7. The whole bit with Yoda and the burning of the Jedi writings. Gah. First we never got to explore what was in those writings, but we are told by Yoda that they are ancient and sort of obsolete. So really no big deal if Luke burns them. All that was missing was Yoda saying the ancient Jedi who wrote those texts were old white men, so what good could they possibly teach Rey anyway. Besides, they were probably slave owners too.
I find it quite ironic that a movie that they would pump "out with the old, in with the new" in a movie that tries to draw so much from the originals. The ending battle obviously tried to borrow from the battle of Hoth.
Yoda:
L: Master Yoda.
Y: Young Skywalker.
L: I'm ending all of this. The tree, the text, the Jedi. I'm gonna burn it down.
Y: Ah, Skywalker.
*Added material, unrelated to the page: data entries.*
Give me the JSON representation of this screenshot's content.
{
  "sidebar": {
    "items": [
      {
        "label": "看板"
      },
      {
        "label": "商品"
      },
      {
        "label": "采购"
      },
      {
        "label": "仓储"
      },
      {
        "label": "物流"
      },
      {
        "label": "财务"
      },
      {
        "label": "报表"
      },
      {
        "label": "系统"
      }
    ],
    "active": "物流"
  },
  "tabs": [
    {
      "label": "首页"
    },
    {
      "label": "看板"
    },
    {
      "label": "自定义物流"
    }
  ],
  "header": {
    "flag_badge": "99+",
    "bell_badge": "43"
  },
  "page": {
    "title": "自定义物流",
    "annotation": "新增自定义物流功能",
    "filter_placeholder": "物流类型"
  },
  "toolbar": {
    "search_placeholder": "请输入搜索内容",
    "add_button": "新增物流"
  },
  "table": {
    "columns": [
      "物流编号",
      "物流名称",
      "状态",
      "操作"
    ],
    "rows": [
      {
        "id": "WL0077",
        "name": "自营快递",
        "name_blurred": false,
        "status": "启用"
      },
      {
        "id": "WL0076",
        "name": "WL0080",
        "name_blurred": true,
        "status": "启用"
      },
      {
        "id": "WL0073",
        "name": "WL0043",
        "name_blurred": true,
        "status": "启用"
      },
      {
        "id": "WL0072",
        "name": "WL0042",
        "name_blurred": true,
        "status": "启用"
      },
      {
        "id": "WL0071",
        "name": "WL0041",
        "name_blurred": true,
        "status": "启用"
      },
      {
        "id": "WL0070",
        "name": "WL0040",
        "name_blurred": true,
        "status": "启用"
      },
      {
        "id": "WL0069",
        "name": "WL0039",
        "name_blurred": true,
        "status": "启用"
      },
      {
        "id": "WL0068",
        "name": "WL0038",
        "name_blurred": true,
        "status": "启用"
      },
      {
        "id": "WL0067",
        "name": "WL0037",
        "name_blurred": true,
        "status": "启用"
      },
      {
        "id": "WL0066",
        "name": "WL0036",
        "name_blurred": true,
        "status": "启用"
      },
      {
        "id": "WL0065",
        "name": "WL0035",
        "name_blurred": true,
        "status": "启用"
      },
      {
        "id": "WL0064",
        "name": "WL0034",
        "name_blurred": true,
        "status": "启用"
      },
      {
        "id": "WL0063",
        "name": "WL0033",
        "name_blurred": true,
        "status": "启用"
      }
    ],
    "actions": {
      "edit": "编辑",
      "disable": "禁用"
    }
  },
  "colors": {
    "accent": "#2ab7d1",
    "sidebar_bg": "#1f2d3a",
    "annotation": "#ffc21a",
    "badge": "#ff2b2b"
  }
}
Missed you, have I.
L: So it is time for the Jedi Order to end.
Y: Time it is. For you to look past a pile of old books, hmm?
L: The sacred Jedi texts.
Y: Oh. Read them, have you? Page-turners they were not. Yes, yes, yes. Wisdom they held, but that library contained nothing that the girl Rey does not already possess. Skywalker, still looking to the horizon. Never here, now, hmm? The need in front of your nose.
L: I was weak. Unwise.
Y: Lost Ben Solo, you did. Lose Rey, we must not.
L: I can't be what she needs me to be.
Y: Heeded my words not, did you? Pass on what you have learned. Strength, mastery. But weakness, folly, failure also. Yes, failure most of all. The greatest teacher, failure is. Luke, we are what they grow beyond. That is the true burden of all masters.
By this point Rey already has the books. At the end of the film you can see them with her. So between reading the books and Force Spirit Luke, she will learn to be a true Jedi. And then she will probably refound the order.